Podoba mi się przede wszystkim powolne budowanie relacji i realistyczne podejście do problemu. Na plus są także kwestie audiowizualne, szczególnie przedstawienie miejskiej panoramy nocą. Dodając do tego indywidualną kwestię utożsamienia się z trudnością w zasypianiu (sam nie cierpię na insomnie, ale znam uczucie nie możności zapadnięcia w sen mimo prób) to anime wydaje się mieć naprawdę duży potencjał. A jeśli was nie przekona, macie jeszcze Skip to Loafer (dziewczyna ze wsi przenosi się do miasta, świetne postaci poboczne, bardziej komedio-romans) i The Dangers in My Heart (które może być świetne, gdy protagonista porzuci swoje edgy zachowania, a ponoć według fanów mangi nastąpi to dość szybko). Jak więc widać fani i fanki romansu nie mają na co narzekać.
Cała reszta
Generalnie brakuje tu największej premiery, czyli Oshi no Ko, 90-minutowy pierwszy odcinek od Dogga Kobbo, który obejmuje cały pierwszy ark, ochy i achy z internetu i nieobecność sposób legalny na żadnych platformach w Europie (jeeeej).

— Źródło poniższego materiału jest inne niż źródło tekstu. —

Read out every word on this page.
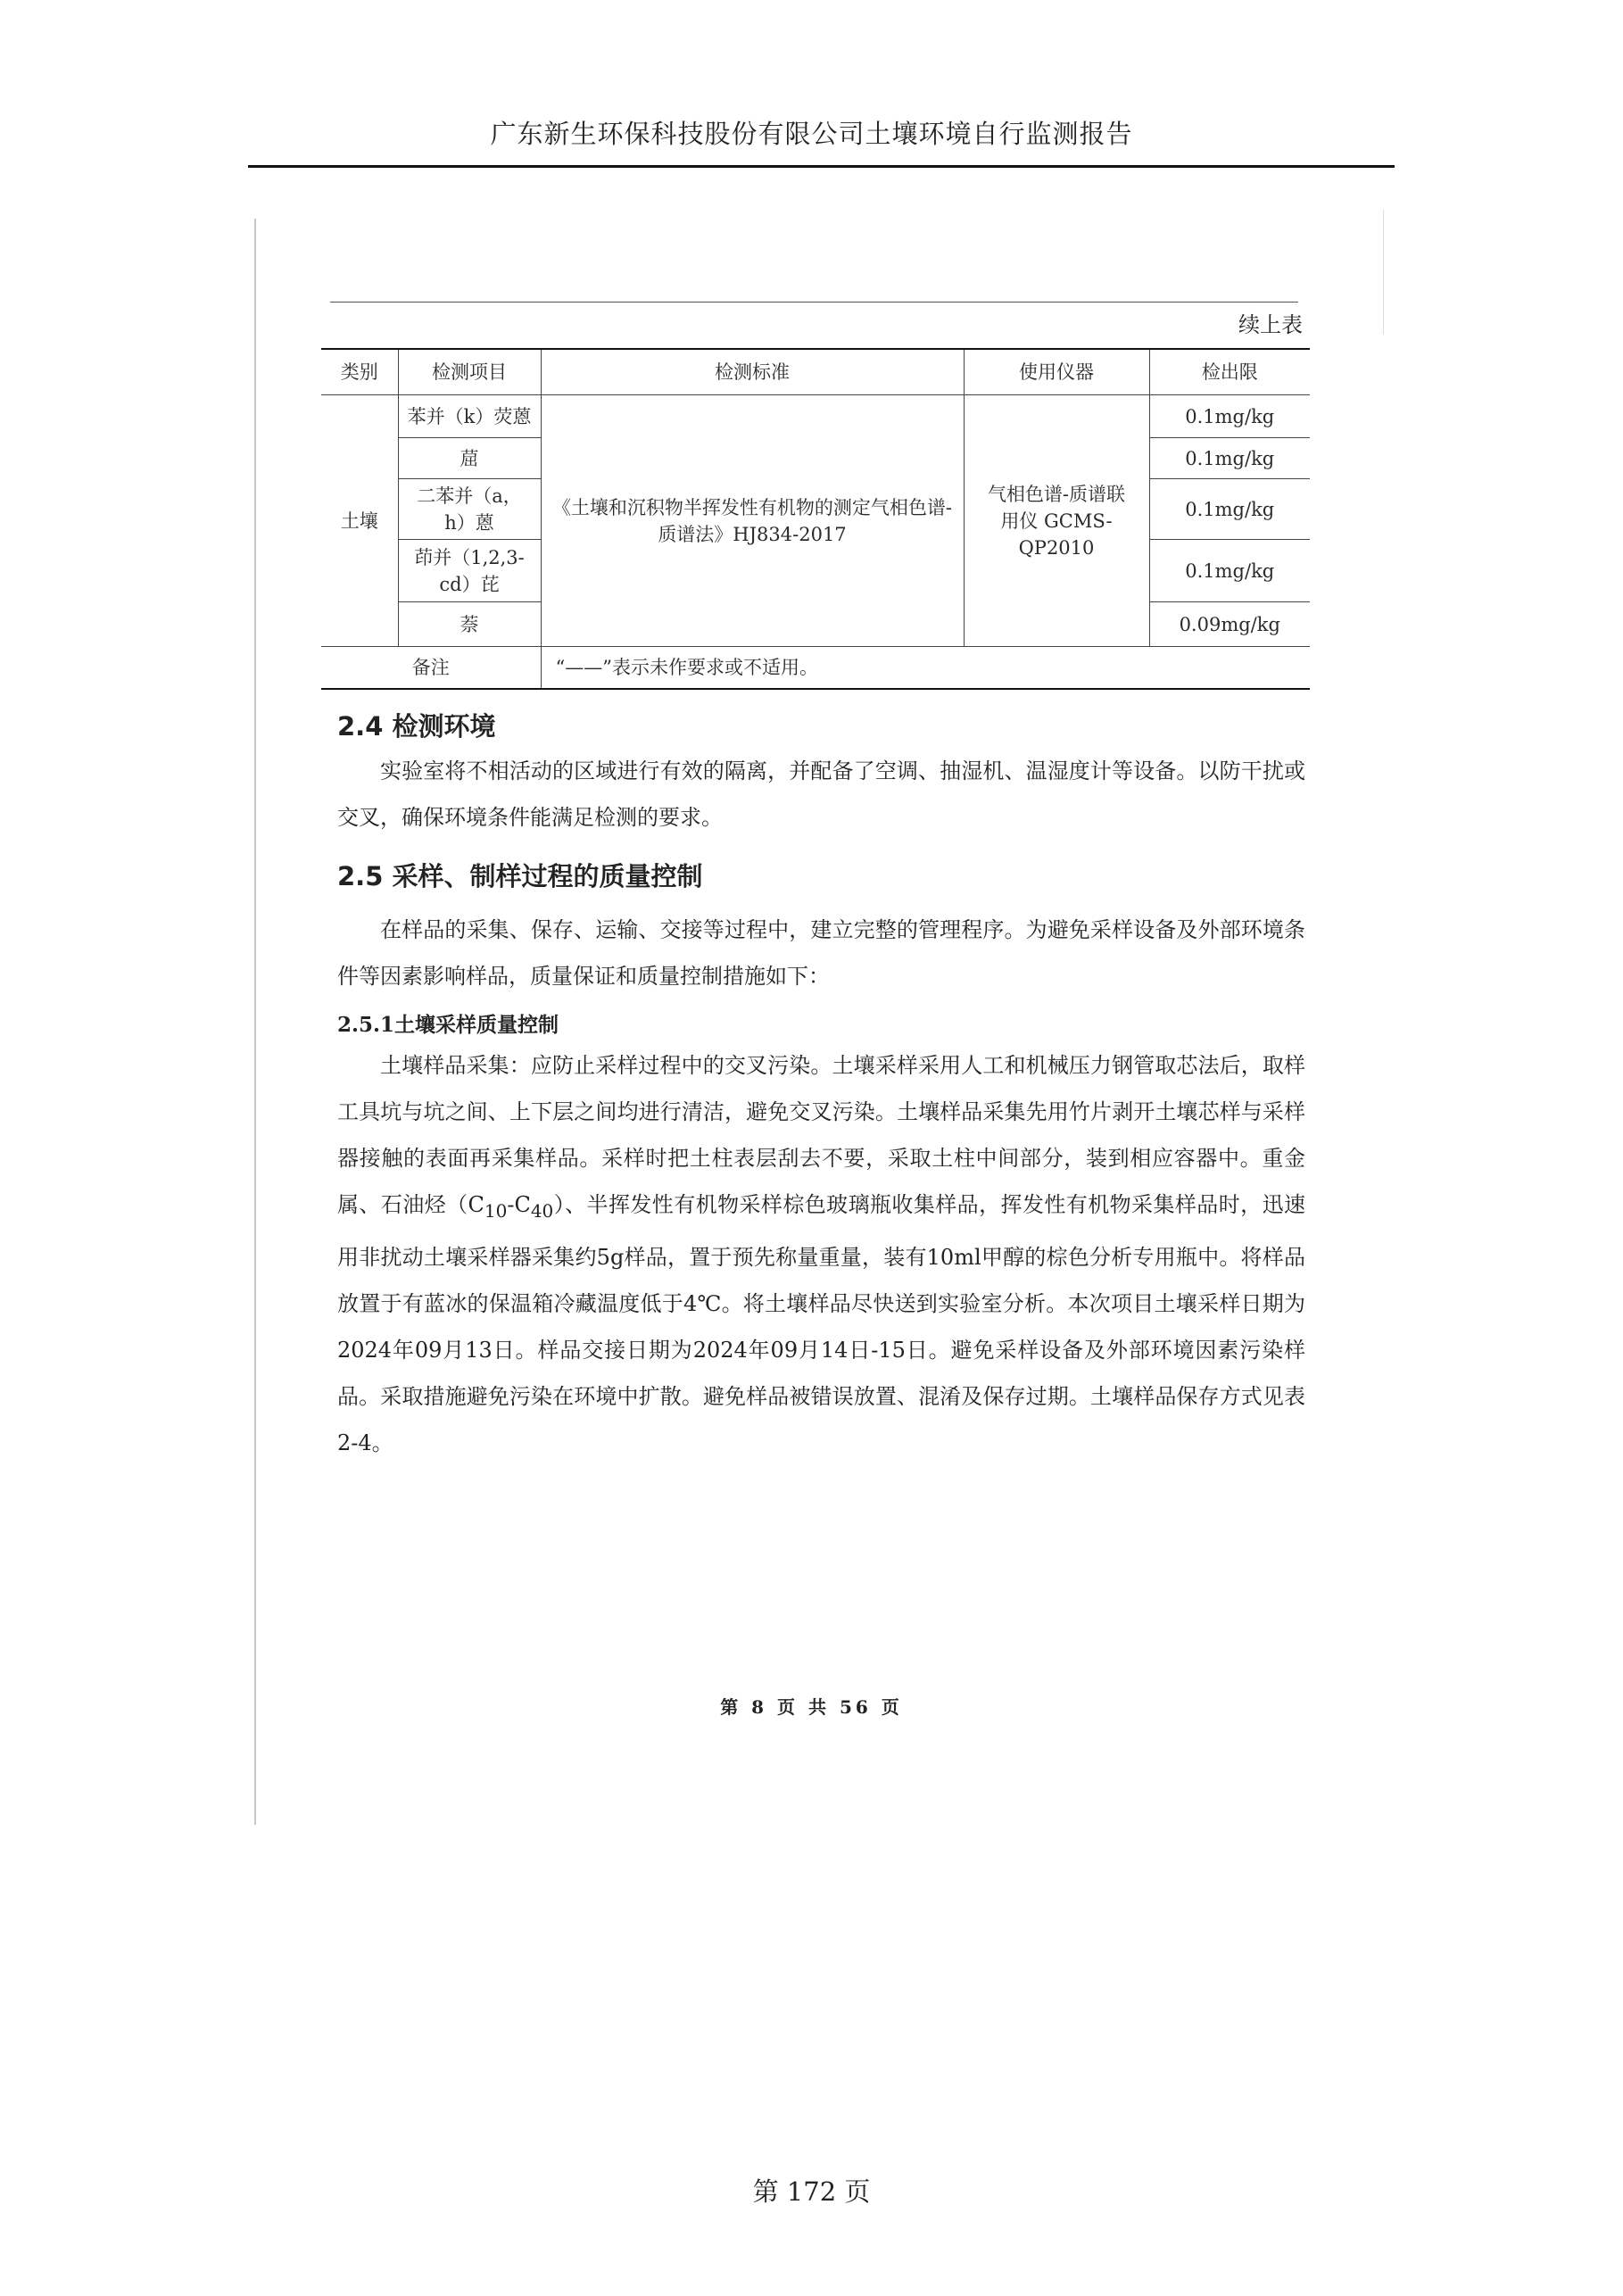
广东新生环保科技股份有限公司土壤环境自行监测报告
续上表
类别	检测项目	检测标准	使用仪器	检出限
土壤	苯并（k）荧蒽	《土壤和沉积物半挥发性有机物的测定气相色谱-质谱法》HJ834-2017	气相色谱-质谱联用仪 GCMS-QP2010	0.1mg/kg
	䓛			0.1mg/kg
	二苯并（a，h）蒽			0.1mg/kg
	茚并（1,2,3-cd）芘			0.1mg/kg
	萘			0.09mg/kg
备注		“——”表示未作要求或不适用。		
2.4 检测环境
实验室将不相活动的区域进行有效的隔离，并配备了空调、抽湿机、温湿度计等设备。以防干扰或交叉，确保环境条件能满足检测的要求。
2.5 采样、制样过程的质量控制
在样品的采集、保存、运输、交接等过程中，建立完整的管理程序。为避免采样设备及外部环境条件等因素影响样品，质量保证和质量控制措施如下：
2.5.1土壤采样质量控制
土壤样品采集：应防止采样过程中的交叉污染。土壤采样采用人工和机械压力钢管取芯法后，取样工具坑与坑之间、上下层之间均进行清洁，避免交叉污染。土壤样品采集先用竹片剥开土壤芯样与采样器接触的表面再采集样品。采样时把土柱表层刮去不要，采取土柱中间部分，装到相应容器中。重金属、石油烃$(C_{10}-C_{40})$、半挥发性有机物采样棕色玻璃瓶收集样品，挥发性有机物采集样品时，迅速用非扰动土壤采样器采集约5g样品，置于预先称量重量，装有10ml甲醇的棕色分析专用瓶中。将样品放置于有蓝冰的保温箱冷藏温度低于4℃。将土壤样品尽快送到实验室分析。本次项目土壤采样日期为2024年09月13日。样品交接日期为2024年09月14日-15日。避免采样设备及外部环境因素污染样品。采取措施避免污染在环境中扩散。避免样品被错误放置、混淆及保存过期。土壤样品保存方式见表2-4。
第 8 页 共 56 页
第 172 页
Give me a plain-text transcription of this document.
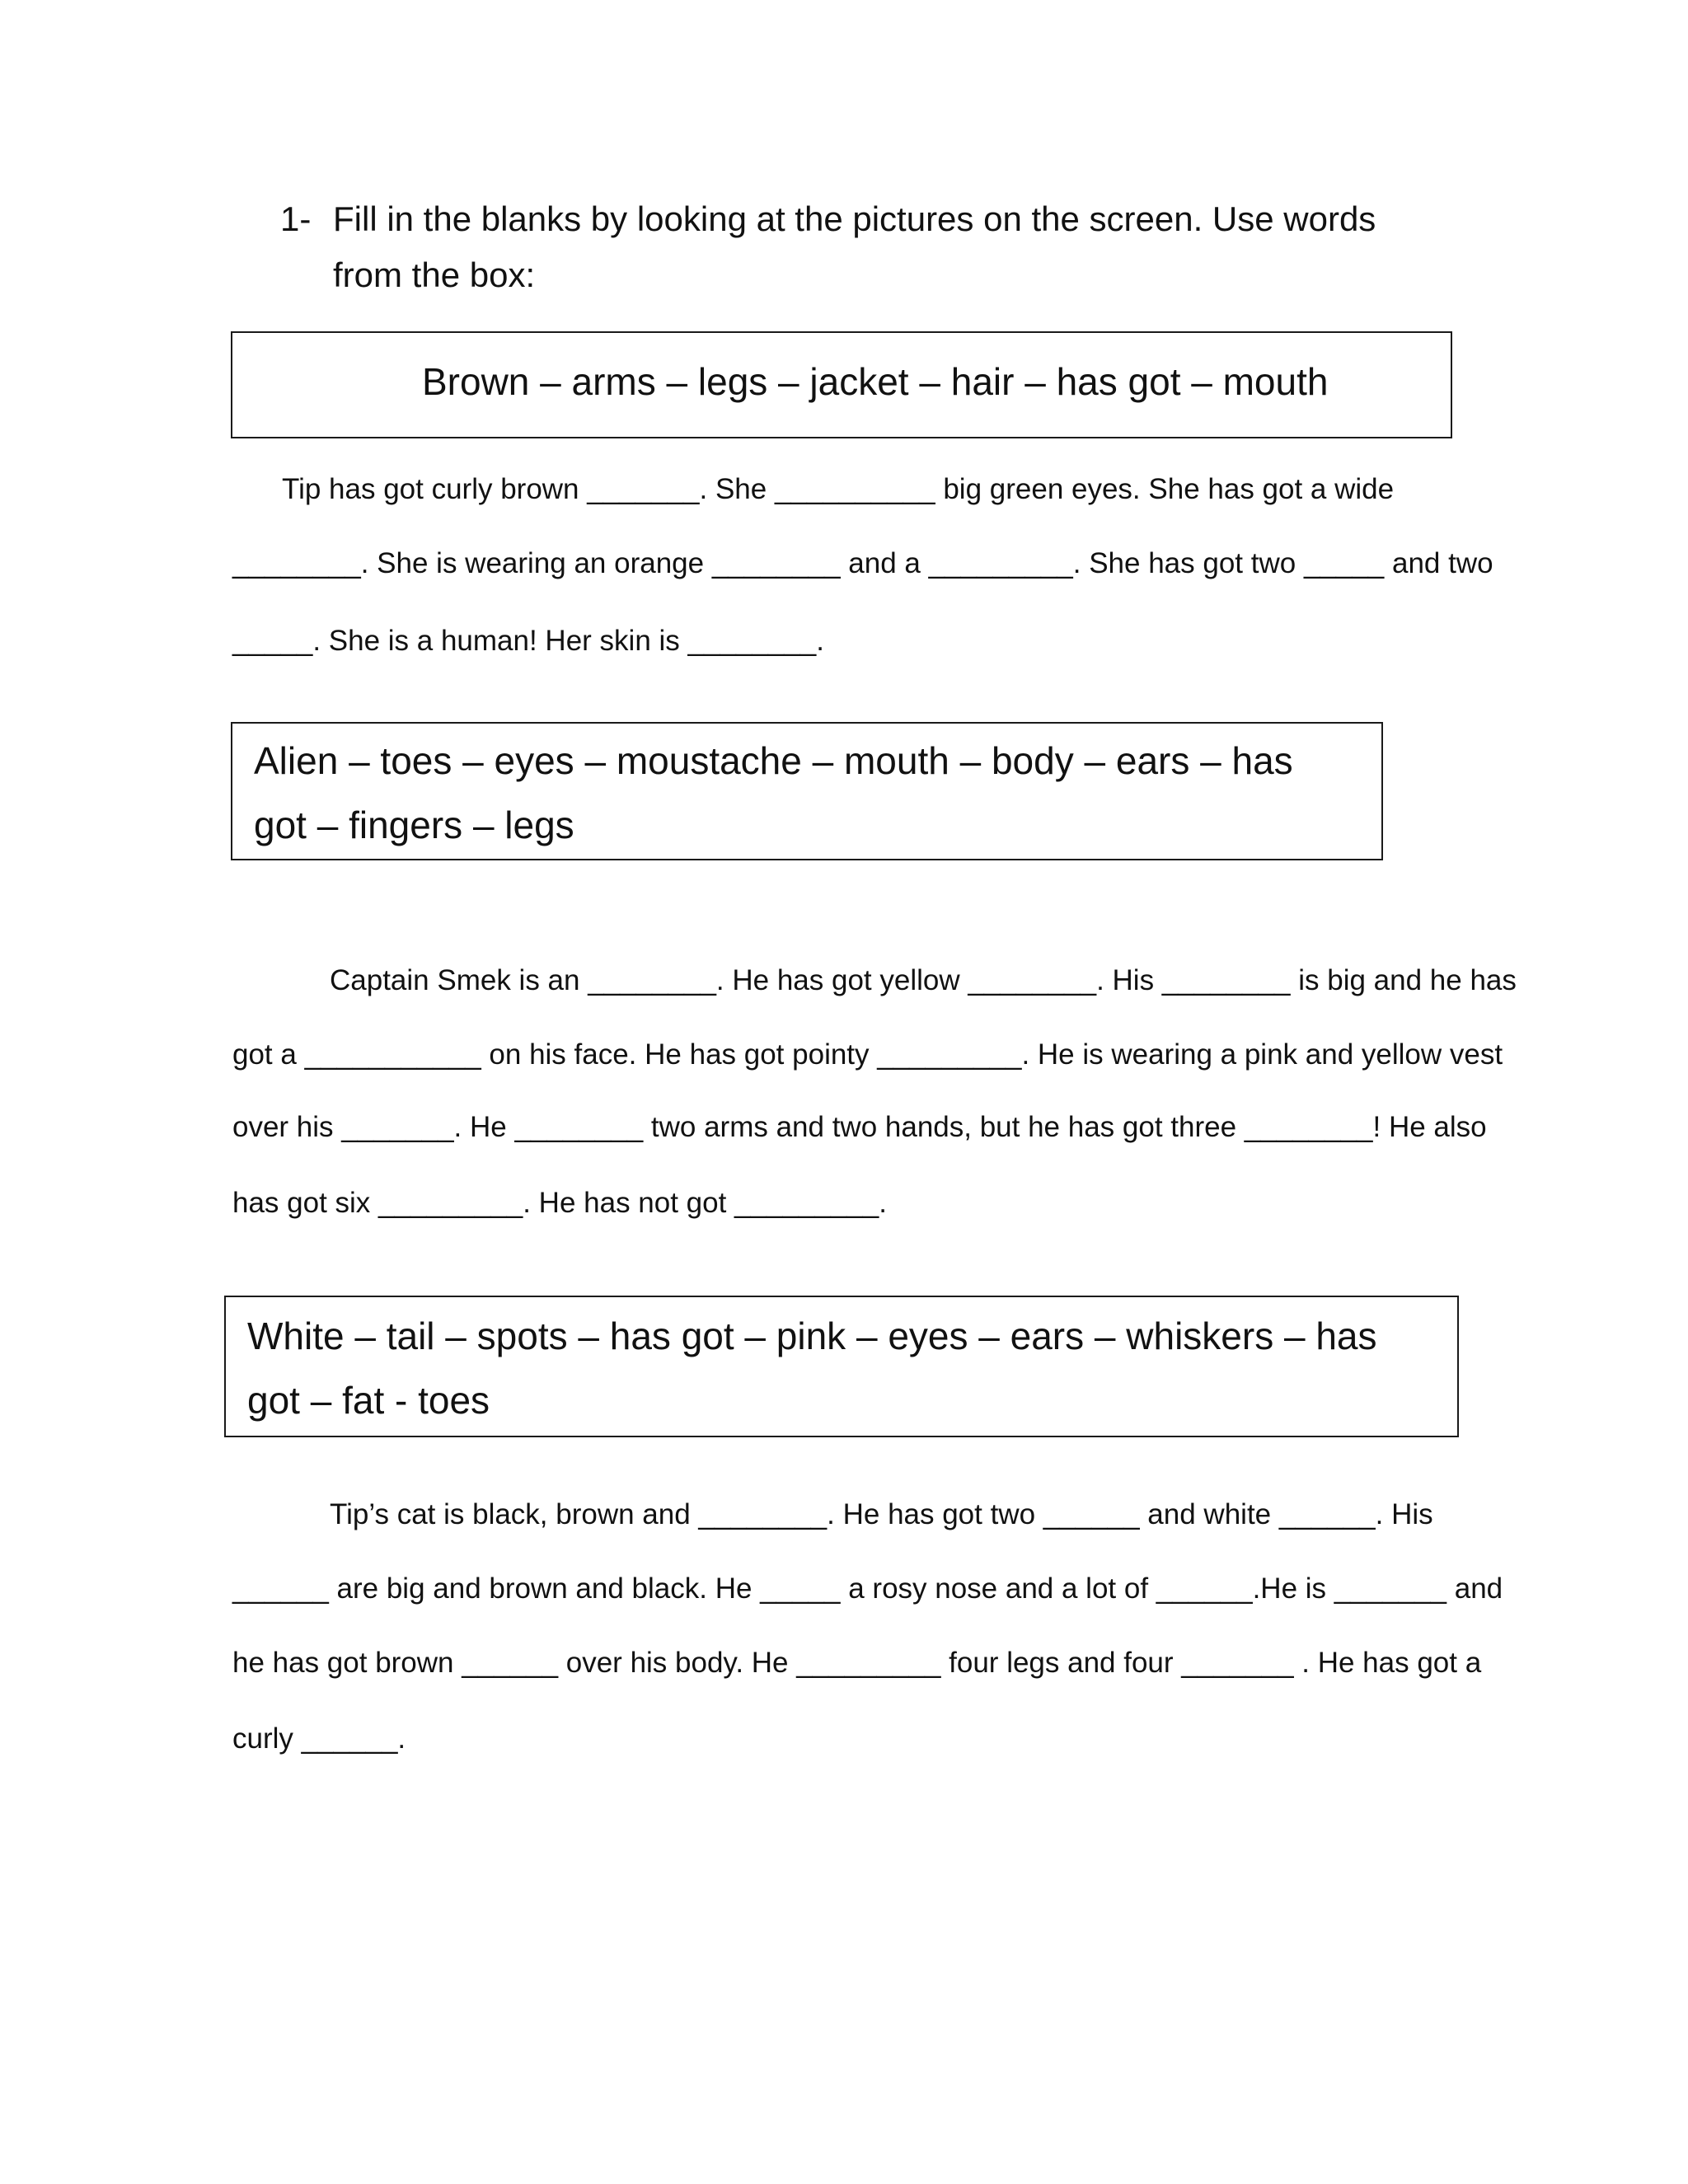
1- Fill in the blanks by looking at the pictures on the screen. Use words
from the box:
Brown – arms – legs – jacket – hair – has got – mouth
Tip has got curly brown _______. She __________ big green eyes. She has got a wide
________. She is wearing an orange ________ and a _________. She has got two _____ and two
_____. She is a human! Her skin is ________.
Alien – toes – eyes – moustache – mouth – body – ears – has
got – fingers – legs
Captain Smek is an ________. He has got yellow ________. His ________ is big and he has
got a ___________ on his face. He has got pointy _________. He is wearing a pink and yellow vest
over his _______. He ________ two arms and two hands, but he has got three ________! He also
has got six _________. He has not got _________.
White – tail – spots – has got – pink – eyes – ears – whiskers – has
got – fat - toes
Tip’s cat is black, brown and ________. He has got two ______ and white ______. His
______ are big and brown and black. He _____ a rosy nose and a lot of ______.He is _______ and
he has got brown ______ over his body. He _________ four legs and four _______ . He has got a
curly ______.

Cała masa kontynuacji z dobrymi shouenami na czele Dr. Stone: New World i Demon Slayer: Kimetsu no Yaiba Swordsmith Village Arc (świat znów będzie zachwycał się animacją od Ufotable). Wrócą również bardziej baśniowe serie: Ranking of Kings: The Treasure Chest of Courage i kochane przeze mnie The Ancient Magus’ Bride. Dużym zawodem są dla mnie natomiast isekaie, praktycznie żadna nowa produkcja o przeniesieniu do innego świata nie sprawuje się dobrze nawet jako seans do wyłącznie mózgu.
A Wy co ciekawego oglądacie, czy jakimś cudem tęsknice za zimowymi produkcjami, czy cieszycie się z potencjału wiosennego sezonu? Tak czy inaczej, miłego oglądańska i dobrej zabawy w odkrywaniu produkcji dla siebie. Mam nadzieję, że przynajmniej trochę ta lista Wam w tym pomoże.